While the IC canisters use the “reverse gas” model, canister method calls can have cycles attached to them. Developers can use this to implement (a form of) the direct gas model for their canisters, where a method requires the caller to provide sufficient cycles to pay for the method’s execution. But is this actually used in the wild? Does anyone know of canisters that require such direct gas, apart from a few methods on the IC management canister?
If yes, I’d also be interested to learn how they implement authorization, given that external users can’t directly own cycles (so the external users would have to proxy the calls through a canister).
I think I misunderstood your question the first time. Using XTC would require the user to send the tokens in a separate transaction and I think what you’re saying is you want them to send cycles when they call the canister’s interface. Is that right?
It is really only useful for inter-canister transactions…but that is one of the reasons that on-chain wallets are so fascinating. I could see applications in the future that require an on-chain wallet for compute-heavy requests so they can pay for their own cycles.
Thanks for the answers! Let me provide some more context. The reason I’m asking is because we (in particular, DFINITY’s SDK team) would like to eliminate the cycles wallet from the dfx workflows for newcomers. The idea is to replace it with a global cycles ledger, that would hold cycles of many principals. We’re aware that the community has already built such ledgers (dank/XTC and Toniq/WTC, for example), and we’d want to come up with a community standard that would allow a dfx user to choose such a ledger freely.

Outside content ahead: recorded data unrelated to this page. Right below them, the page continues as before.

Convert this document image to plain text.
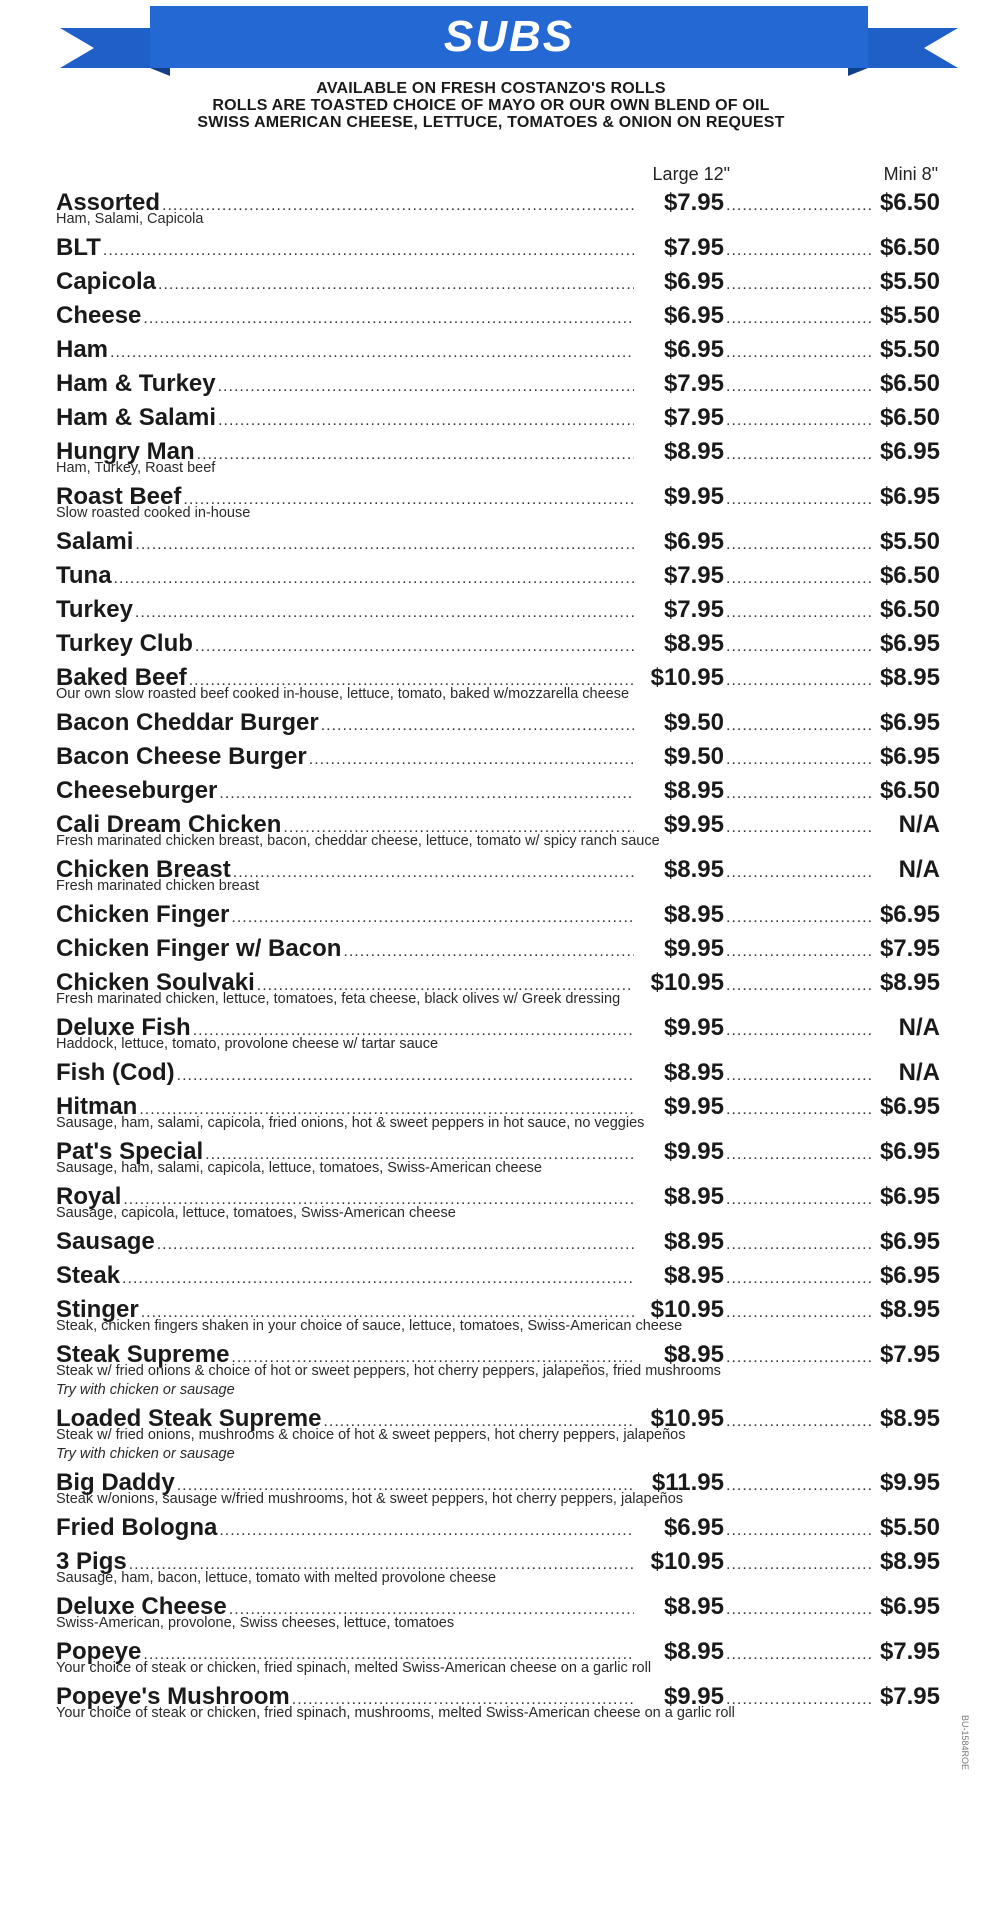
SUBS
AVAILABLE ON FRESH COSTANZO'S ROLLS
ROLLS ARE TOASTED CHOICE OF MAYO OR OUR OWN BLEND OF OIL
SWISS AMERICAN CHEESE, LETTUCE, TOMATOES & ONION ON REQUEST
Large 12"	Mini 8"
Assorted .....	$7.95 .....	$6.50
Ham, Salami, Capicola
BLT .....	$7.95 .....	$6.50
Capicola .....	$6.95 .....	$5.50
Cheese .....	$6.95 .....	$5.50
Ham .....	$6.95 .....	$5.50
Ham & Turkey .....	$7.95 .....	$6.50
Ham & Salami .....	$7.95 .....	$6.50
Hungry Man .....	$8.95 .....	$6.95
Ham, Turkey, Roast beef
Roast Beef .....	$9.95 .....	$6.95
Slow roasted cooked in-house
Salami .....	$6.95 .....	$5.50
Tuna .....	$7.95 .....	$6.50
Turkey .....	$7.95 .....	$6.50
Turkey Club .....	$8.95 .....	$6.95
Baked Beef .....	$10.95 .....	$8.95
Our own slow roasted beef cooked in-house, lettuce, tomato, baked w/mozzarella cheese
Bacon Cheddar Burger .....	$9.50 .....	$6.95
Bacon Cheese Burger .....	$9.50 .....	$6.95
Cheeseburger .....	$8.95 .....	$6.50
Cali Dream Chicken .....	$9.95 .....	N/A
Fresh marinated chicken breast, bacon, cheddar cheese, lettuce, tomato w/ spicy ranch sauce
Chicken Breast .....	$8.95 .....	N/A
Fresh marinated chicken breast
Chicken Finger .....	$8.95 .....	$6.95
Chicken Finger w/ Bacon .....	$9.95 .....	$7.95
Chicken Soulvaki .....	$10.95 .....	$8.95
Fresh marinated chicken, lettuce, tomatoes, feta cheese, black olives w/ Greek dressing
Deluxe Fish .....	$9.95 .....	N/A
Haddock, lettuce, tomato, provolone cheese w/ tartar sauce
Fish (Cod) .....	$8.95 .....	N/A
Hitman .....	$9.95 .....	$6.95
Sausage, ham, salami, capicola, fried onions, hot & sweet peppers in hot sauce, no veggies
Pat's Special .....	$9.95 .....	$6.95
Sausage, ham, salami, capicola, lettuce, tomatoes, Swiss-American cheese
Royal .....	$8.95 .....	$6.95
Sausage, capicola, lettuce, tomatoes, Swiss-American cheese
Sausage .....	$8.95 .....	$6.95
Steak .....	$8.95 .....	$6.95
Stinger .....	$10.95 .....	$8.95
Steak, chicken fingers shaken in your choice of sauce, lettuce, tomatoes, Swiss-American cheese
Steak Supreme .....	$8.95 .....	$7.95
Steak w/ fried onions & choice of hot or sweet peppers, hot cherry peppers, jalapeños, fried mushrooms
Try with chicken or sausage
Loaded Steak Supreme .....	$10.95 .....	$8.95
Steak w/ fried onions, mushrooms & choice of hot & sweet peppers, hot cherry peppers, jalapeños
Try with chicken or sausage
Big Daddy .....	$11.95 .....	$9.95
Steak w/onions, sausage w/fried mushrooms, hot & sweet peppers, hot cherry peppers, jalapeños
Fried Bologna .....	$6.95 .....	$5.50
3 Pigs .....	$10.95 .....	$8.95
Sausage, ham, bacon, lettuce, tomato with melted provolone cheese
Deluxe Cheese .....	$8.95 .....	$6.95
Swiss-American, provolone, Swiss cheeses, lettuce, tomatoes
Popeye .....	$8.95 .....	$7.95
Your choice of steak or chicken, fried spinach, melted Swiss-American cheese on a garlic roll
Popeye's Mushroom .....	$9.95 .....	$7.95
Your choice of steak or chicken, fried spinach, mushrooms, melted Swiss-American cheese on a garlic roll
BU-1584ROE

One cycles wallet functionality that is difficult to replace is proxying calls with cycles. The reason it’s difficult is the known problem with outstanding calls and canister upgrades on the IC; basically, a malicious user could block a cycles ledger from upgrading. For the cycles wallet this is less of an issue, because it holds the cycles of only one user, and would perform way fewer calls, so it’s in practice much easier to ensure that force upgrades are safe. Our current thinking is to not include this functionality in the standard until the issue with the IC is resolved. But this only makes sense if the “call with cycles” functionality isn’t really relevant for users for the majority of use cases, i.e., if there aren’t any major use cases that rely on direct gas.
Which is why I was asking whether there are any usages of the direct gas model in the wild.
We’re planning on providing micropayments but we haven’t exactly fleshed what its going to look like yet. We aren’t using direct gas out in the wild. But, I’d hate to see this feature taken away I have a bunch of other smaller ideas which rely on this being a feature.
Ahh…in that case there may be. See this thread…if what you are think will break the assumptions made in this discussion, please let us know because we are building a system around the fact that sending cycles is both atomic and “free”: Cycle cost to pass cycles
Just to be clear, nobody is proposing removing the ability to send cycles with a call. The question was whether this ability is currently regularly used by canisters to ask end-users to pay for services with a direct gas model.
If it was, then there wouldn’t be much point in building a cycles ledger to replace per-user cycles wallets, as users would need to deploy separate cycles wallets anyway in order to interact with canisters that require direct gas. But it doesn’t seem to be the case.
Thanks for the pointers to the cycles DAO, I’ll have a look!